La récolte sucrière bat son plein depuis le 1e juin quand la sirène a sifflé à l’usine d’Altéo annonçant l’ouverture de la saison 2018


A ENL, les moissonneurs se sont activés dans les champs dès le 4 juin au Centre et le 3 juillet dans le Sud. ENL Agri s’attend à une production légèrement supérieure comparé à l’année dernière, même si cette performance ne suffirait pas à endiguer l’impact d’un prix de vente en chute libre.
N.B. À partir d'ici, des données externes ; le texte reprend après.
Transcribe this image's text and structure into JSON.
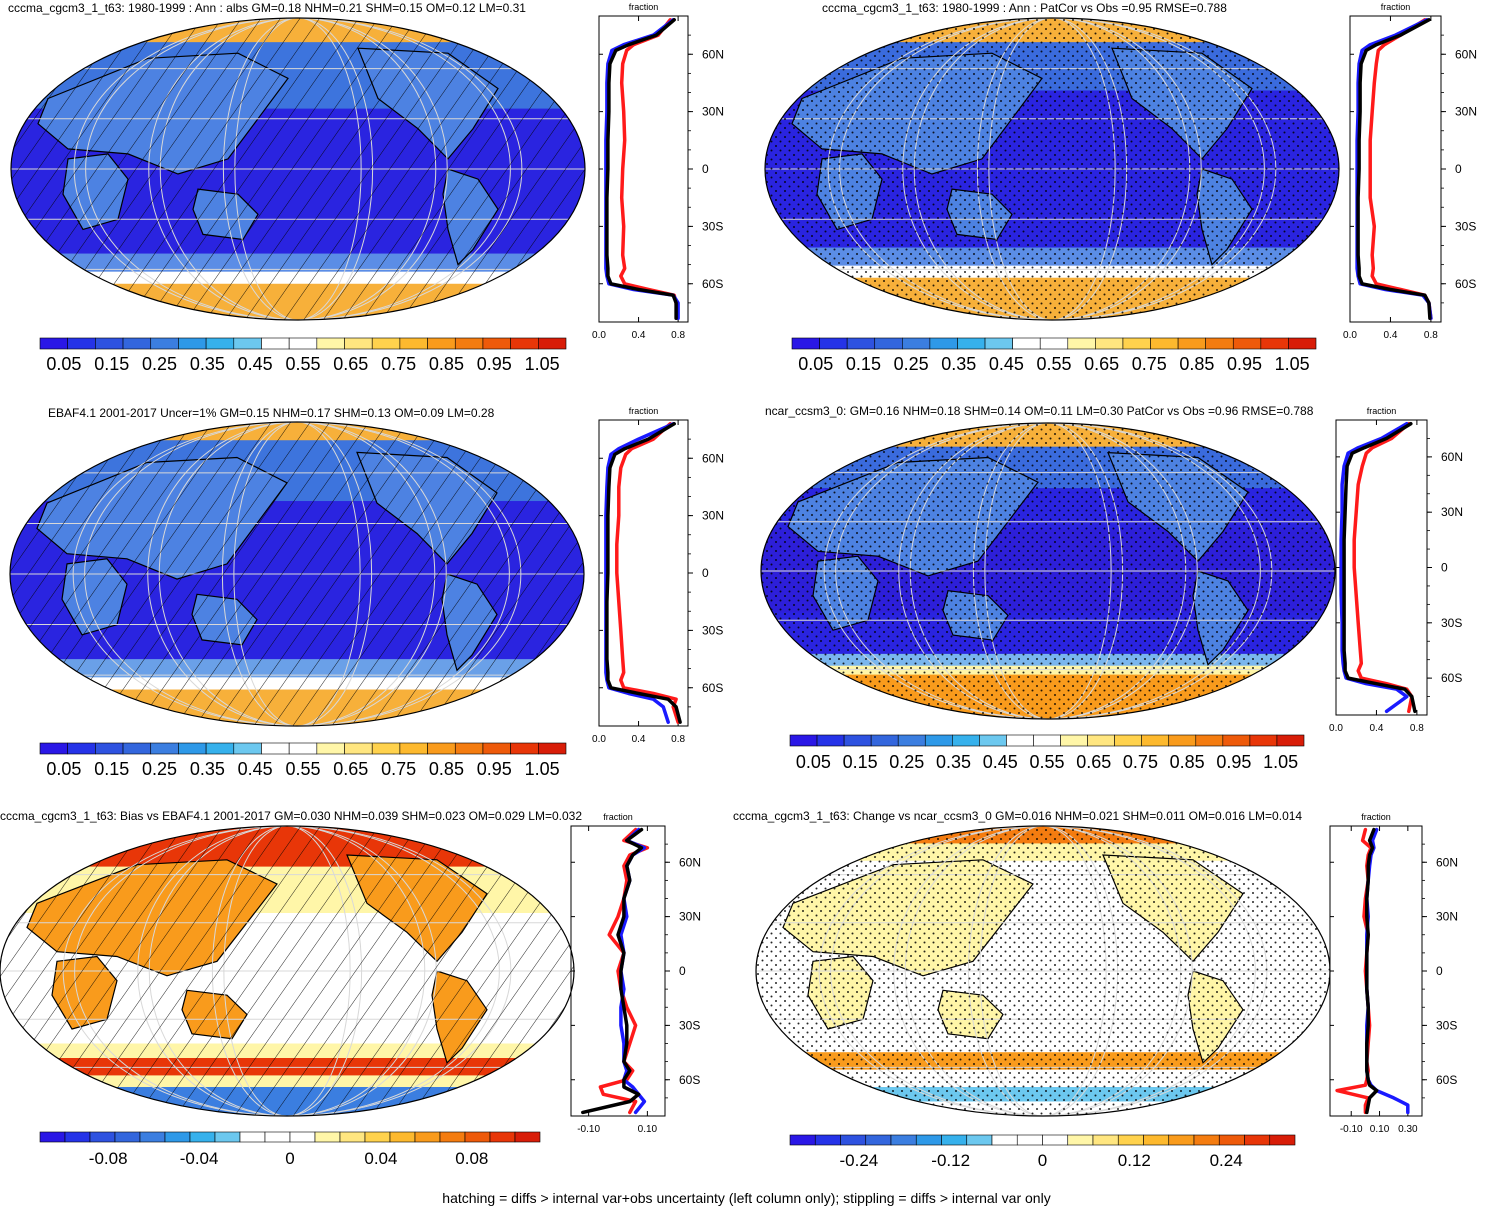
{
  "footer": "hatching = diffs > internal var+obs uncertainty (left column only); stippling = diffs > internal var only",
  "chart_data": [
    {
      "type": "heatmap",
      "title": "cccma_cgcm3_1_t63: 1980-1999 : Ann : albs GM=0.18 NHM=0.21 SHM=0.15 OM=0.12 LM=0.31",
      "pattern": "hatch",
      "colorbar": {
        "labels": [
          "0.05",
          "0.15",
          "0.25",
          "0.35",
          "0.45",
          "0.55",
          "0.65",
          "0.75",
          "0.85",
          "0.95",
          "1.05"
        ],
        "min": 0.0,
        "max": 1.1,
        "palette": "seq"
      },
      "zonal": {
        "xlabel": "fraction",
        "xticks": [
          {
            "v": 0.0,
            "l": "0.0"
          },
          {
            "v": 0.4,
            "l": "0.4"
          },
          {
            "v": 0.8,
            "l": "0.8"
          }
        ],
        "xlim": [
          0.0,
          0.9
        ],
        "yticks": [
          {
            "v": 60,
            "l": "60N"
          },
          {
            "v": 30,
            "l": "30N"
          },
          {
            "v": 0,
            "l": "0"
          },
          {
            "v": -30,
            "l": "30S"
          },
          {
            "v": -60,
            "l": "60S"
          }
        ],
        "ylim": [
          -80,
          80
        ],
        "lat": [
          78,
          70,
          65,
          62,
          55,
          45,
          30,
          15,
          0,
          -15,
          -30,
          -45,
          -52,
          -56,
          -60,
          -63,
          -66,
          -70,
          -78
        ],
        "series": [
          {
            "color": "#ff1a1a",
            "values": [
              0.72,
              0.6,
              0.35,
              0.28,
              0.24,
              0.23,
              0.25,
              0.26,
              0.24,
              0.23,
              0.25,
              0.24,
              0.26,
              0.22,
              0.26,
              0.5,
              0.76,
              0.78,
              0.79
            ]
          },
          {
            "color": "#1a1aff",
            "values": [
              0.75,
              0.55,
              0.25,
              0.13,
              0.09,
              0.08,
              0.08,
              0.07,
              0.07,
              0.07,
              0.07,
              0.07,
              0.07,
              0.08,
              0.1,
              0.35,
              0.75,
              0.8,
              0.8
            ]
          },
          {
            "color": "#000000",
            "values": [
              0.76,
              0.58,
              0.3,
              0.17,
              0.11,
              0.1,
              0.1,
              0.09,
              0.09,
              0.08,
              0.08,
              0.08,
              0.09,
              0.09,
              0.12,
              0.4,
              0.75,
              0.78,
              0.78
            ]
          }
        ]
      }
    },
    {
      "type": "heatmap",
      "title": "cccma_cgcm3_1_t63: 1980-1999 : Ann : PatCor vs Obs =0.95 RMSE=0.788",
      "pattern": "stipple",
      "colorbar": {
        "labels": [
          "0.05",
          "0.15",
          "0.25",
          "0.35",
          "0.45",
          "0.55",
          "0.65",
          "0.75",
          "0.85",
          "0.95",
          "1.05"
        ],
        "min": 0.0,
        "max": 1.1,
        "palette": "seq"
      },
      "zonal": {
        "xlabel": "fraction",
        "xticks": [
          {
            "v": 0.0,
            "l": "0.0"
          },
          {
            "v": 0.4,
            "l": "0.4"
          },
          {
            "v": 0.8,
            "l": "0.8"
          }
        ],
        "xlim": [
          0.0,
          0.9
        ],
        "yticks": [
          {
            "v": 60,
            "l": "60N"
          },
          {
            "v": 30,
            "l": "30N"
          },
          {
            "v": 0,
            "l": "0"
          },
          {
            "v": -30,
            "l": "30S"
          },
          {
            "v": -60,
            "l": "60S"
          }
        ],
        "ylim": [
          -80,
          80
        ],
        "lat": [
          78,
          70,
          65,
          62,
          55,
          45,
          30,
          15,
          0,
          -15,
          -30,
          -45,
          -52,
          -56,
          -60,
          -63,
          -66,
          -70,
          -78
        ],
        "series": [
          {
            "color": "#ff1a1a",
            "values": [
              0.74,
              0.5,
              0.34,
              0.28,
              0.26,
              0.24,
              0.22,
              0.2,
              0.2,
              0.2,
              0.24,
              0.22,
              0.23,
              0.22,
              0.26,
              0.5,
              0.74,
              0.78,
              0.8
            ]
          },
          {
            "color": "#1a1aff",
            "values": [
              0.76,
              0.45,
              0.2,
              0.12,
              0.09,
              0.08,
              0.08,
              0.07,
              0.07,
              0.07,
              0.07,
              0.07,
              0.07,
              0.08,
              0.1,
              0.35,
              0.72,
              0.78,
              0.8
            ]
          },
          {
            "color": "#000000",
            "values": [
              0.78,
              0.5,
              0.26,
              0.16,
              0.11,
              0.1,
              0.1,
              0.09,
              0.09,
              0.08,
              0.08,
              0.08,
              0.09,
              0.09,
              0.12,
              0.4,
              0.74,
              0.78,
              0.79
            ]
          }
        ]
      }
    },
    {
      "type": "heatmap",
      "title": "EBAF4.1 2001-2017 Uncer=1% GM=0.15 NHM=0.17 SHM=0.13 OM=0.09 LM=0.28",
      "pattern": "hatch",
      "colorbar": {
        "labels": [
          "0.05",
          "0.15",
          "0.25",
          "0.35",
          "0.45",
          "0.55",
          "0.65",
          "0.75",
          "0.85",
          "0.95",
          "1.05"
        ],
        "min": 0.0,
        "max": 1.1,
        "palette": "seq"
      },
      "zonal": {
        "xlabel": "fraction",
        "xticks": [
          {
            "v": 0.0,
            "l": "0.0"
          },
          {
            "v": 0.4,
            "l": "0.4"
          },
          {
            "v": 0.8,
            "l": "0.8"
          }
        ],
        "xlim": [
          0.0,
          0.9
        ],
        "yticks": [
          {
            "v": 60,
            "l": "60N"
          },
          {
            "v": 30,
            "l": "30N"
          },
          {
            "v": 0,
            "l": "0"
          },
          {
            "v": -30,
            "l": "30S"
          },
          {
            "v": -60,
            "l": "60S"
          }
        ],
        "ylim": [
          -80,
          80
        ],
        "lat": [
          78,
          70,
          65,
          62,
          55,
          45,
          30,
          15,
          0,
          -15,
          -30,
          -45,
          -52,
          -56,
          -60,
          -63,
          -66,
          -70,
          -78
        ],
        "series": [
          {
            "color": "#ff1a1a",
            "values": [
              0.72,
              0.55,
              0.33,
              0.27,
              0.22,
              0.2,
              0.2,
              0.18,
              0.18,
              0.2,
              0.22,
              0.24,
              0.25,
              0.22,
              0.25,
              0.55,
              0.78,
              0.75,
              0.8
            ]
          },
          {
            "color": "#1a1aff",
            "values": [
              0.75,
              0.4,
              0.2,
              0.12,
              0.09,
              0.08,
              0.07,
              0.07,
              0.07,
              0.07,
              0.07,
              0.07,
              0.07,
              0.08,
              0.1,
              0.3,
              0.55,
              0.65,
              0.7
            ]
          },
          {
            "color": "#000000",
            "values": [
              0.76,
              0.5,
              0.26,
              0.16,
              0.11,
              0.1,
              0.09,
              0.09,
              0.09,
              0.08,
              0.08,
              0.08,
              0.09,
              0.09,
              0.12,
              0.4,
              0.7,
              0.78,
              0.82
            ]
          }
        ]
      }
    },
    {
      "type": "heatmap",
      "title": "ncar_ccsm3_0: GM=0.16 NHM=0.18 SHM=0.14 OM=0.11 LM=0.30 PatCor vs Obs =0.96 RMSE=0.788",
      "pattern": "stipple",
      "colorbar": {
        "labels": [
          "0.05",
          "0.15",
          "0.25",
          "0.35",
          "0.45",
          "0.55",
          "0.65",
          "0.75",
          "0.85",
          "0.95",
          "1.05"
        ],
        "min": 0.0,
        "max": 1.1,
        "palette": "seq"
      },
      "zonal": {
        "xlabel": "fraction",
        "xticks": [
          {
            "v": 0.0,
            "l": "0.0"
          },
          {
            "v": 0.4,
            "l": "0.4"
          },
          {
            "v": 0.8,
            "l": "0.8"
          }
        ],
        "xlim": [
          0.0,
          0.9
        ],
        "yticks": [
          {
            "v": 60,
            "l": "60N"
          },
          {
            "v": 30,
            "l": "30N"
          },
          {
            "v": 0,
            "l": "0"
          },
          {
            "v": -30,
            "l": "30S"
          },
          {
            "v": -60,
            "l": "60S"
          }
        ],
        "ylim": [
          -80,
          80
        ],
        "lat": [
          78,
          70,
          65,
          62,
          55,
          45,
          30,
          15,
          0,
          -15,
          -30,
          -45,
          -52,
          -56,
          -60,
          -63,
          -66,
          -70,
          -78
        ],
        "series": [
          {
            "color": "#ff1a1a",
            "values": [
              0.72,
              0.55,
              0.36,
              0.3,
              0.26,
              0.22,
              0.2,
              0.18,
              0.18,
              0.2,
              0.22,
              0.24,
              0.25,
              0.22,
              0.25,
              0.5,
              0.7,
              0.75,
              0.72
            ]
          },
          {
            "color": "#1a1aff",
            "values": [
              0.7,
              0.45,
              0.22,
              0.12,
              0.08,
              0.06,
              0.06,
              0.05,
              0.05,
              0.05,
              0.06,
              0.06,
              0.07,
              0.08,
              0.1,
              0.3,
              0.6,
              0.7,
              0.5
            ]
          },
          {
            "color": "#000000",
            "values": [
              0.74,
              0.5,
              0.28,
              0.16,
              0.11,
              0.1,
              0.09,
              0.08,
              0.08,
              0.08,
              0.08,
              0.08,
              0.09,
              0.09,
              0.12,
              0.4,
              0.68,
              0.75,
              0.78
            ]
          }
        ]
      }
    },
    {
      "type": "heatmap",
      "title": "cccma_cgcm3_1_t63: Bias vs EBAF4.1 2001-2017 GM=0.030 NHM=0.039 SHM=0.023 OM=0.029 LM=0.032",
      "pattern": "hatch",
      "colorbar": {
        "labels": [
          "-0.08",
          "-0.04",
          "0",
          "0.04",
          "0.08"
        ],
        "min": -0.11,
        "max": 0.11,
        "palette": "div"
      },
      "zonal": {
        "xlabel": "fraction",
        "xticks": [
          {
            "v": -0.1,
            "l": "-0.10"
          },
          {
            "v": 0.1,
            "l": "0.10"
          }
        ],
        "xlim": [
          -0.16,
          0.16
        ],
        "yticks": [
          {
            "v": 60,
            "l": "60N"
          },
          {
            "v": 30,
            "l": "30N"
          },
          {
            "v": 0,
            "l": "0"
          },
          {
            "v": -30,
            "l": "30S"
          },
          {
            "v": -60,
            "l": "60S"
          }
        ],
        "ylim": [
          -80,
          80
        ],
        "lat": [
          78,
          72,
          68,
          64,
          58,
          50,
          40,
          30,
          20,
          10,
          0,
          -10,
          -20,
          -30,
          -40,
          -50,
          -55,
          -60,
          -64,
          -68,
          -72,
          -78
        ],
        "series": [
          {
            "color": "#ff1a1a",
            "values": [
              0.06,
              0.02,
              0.1,
              0.04,
              0.02,
              0.03,
              0.02,
              0.0,
              -0.03,
              0.02,
              0.0,
              0.01,
              0.03,
              0.06,
              0.04,
              0.02,
              0.05,
              0.03,
              -0.06,
              -0.05,
              0.06,
              0.04
            ]
          },
          {
            "color": "#1a1aff",
            "values": [
              0.07,
              0.03,
              0.09,
              0.05,
              0.03,
              0.04,
              0.02,
              0.03,
              0.01,
              0.02,
              0.01,
              0.02,
              0.01,
              0.01,
              0.02,
              0.02,
              0.03,
              0.02,
              0.05,
              0.07,
              0.09,
              0.06
            ]
          },
          {
            "color": "#000000",
            "values": [
              0.08,
              0.03,
              0.08,
              0.05,
              0.03,
              0.04,
              0.02,
              0.02,
              0.0,
              0.02,
              0.01,
              0.01,
              0.02,
              0.03,
              0.03,
              0.02,
              0.04,
              0.02,
              0.02,
              0.07,
              0.04,
              -0.12
            ]
          }
        ]
      }
    },
    {
      "type": "heatmap",
      "title": "cccma_cgcm3_1_t63: Change vs ncar_ccsm3_0 GM=0.016 NHM=0.021 SHM=0.011 OM=0.016 LM=0.014",
      "pattern": "stipple",
      "colorbar": {
        "labels": [
          "-0.24",
          "-0.12",
          "0",
          "0.12",
          "0.24"
        ],
        "min": -0.33,
        "max": 0.33,
        "palette": "div"
      },
      "zonal": {
        "xlabel": "fraction",
        "xticks": [
          {
            "v": -0.1,
            "l": "-0.10"
          },
          {
            "v": 0.1,
            "l": "0.10"
          },
          {
            "v": 0.3,
            "l": "0.30"
          }
        ],
        "xlim": [
          -0.25,
          0.4
        ],
        "yticks": [
          {
            "v": 60,
            "l": "60N"
          },
          {
            "v": 30,
            "l": "30N"
          },
          {
            "v": 0,
            "l": "0"
          },
          {
            "v": -30,
            "l": "30S"
          },
          {
            "v": -60,
            "l": "60S"
          }
        ],
        "ylim": [
          -80,
          80
        ],
        "lat": [
          78,
          72,
          68,
          64,
          58,
          50,
          40,
          30,
          20,
          10,
          0,
          -10,
          -20,
          -30,
          -40,
          -50,
          -55,
          -60,
          -63,
          -66,
          -70,
          -74,
          -78
        ],
        "series": [
          {
            "color": "#ff1a1a",
            "values": [
              0.0,
              -0.02,
              0.04,
              0.02,
              0.01,
              0.02,
              0.0,
              -0.01,
              0.02,
              0.01,
              0.0,
              0.01,
              0.02,
              0.03,
              0.02,
              0.01,
              0.02,
              0.01,
              0.0,
              -0.2,
              0.02,
              0.0,
              0.0
            ]
          },
          {
            "color": "#1a1aff",
            "values": [
              0.08,
              0.05,
              0.06,
              0.04,
              0.03,
              0.02,
              0.01,
              0.02,
              0.01,
              0.01,
              0.01,
              0.01,
              0.02,
              0.01,
              0.01,
              0.01,
              0.01,
              0.02,
              0.04,
              0.08,
              0.2,
              0.3,
              0.3
            ]
          },
          {
            "color": "#000000",
            "values": [
              0.06,
              0.03,
              0.05,
              0.03,
              0.02,
              0.02,
              0.01,
              0.01,
              0.02,
              0.01,
              0.01,
              0.01,
              0.02,
              0.02,
              0.01,
              0.01,
              0.01,
              0.02,
              0.03,
              0.08,
              0.03,
              0.02,
              0.01
            ]
          }
        ]
      }
    }
  ]
}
ENL Agri récolte la canne à sucre sur quelques 4 325 hectares cette année. Elle s’attend à une production sucrière de 30,826 tonnes cette année, comparé à 29 489 tonne en 2017. La production nationale, elle, devrait se situer à 350 000 tonnes de sucre, soit légèrement en dessous de celle de l’année dernière.  La récolte 2018 devrait prendre fin vers mi-décembre. Stellio Prefumo, Agricultural Manager à ENL Agri, souligne que:

Nous sommes dans une conjoncture mondiale assez complexe, caractérisée par des stocks de sucre importants et la chute continue du prix de cette commodité sur nos principaux marchés d’exportation, l’appréciation de la roupie et la réduction significative des prévisions de vente. Ce sont là autant d’éléments qui nous affectent. Rien qu’entre juillet 2017 à aujourd’hui, le prix du sucre a baissé de Rs 4 000 pour se situer à environ Rs 10 000 la tonne. Cela nous fait un manque à gagner de plus de Rs 100 millions en moins d’une année.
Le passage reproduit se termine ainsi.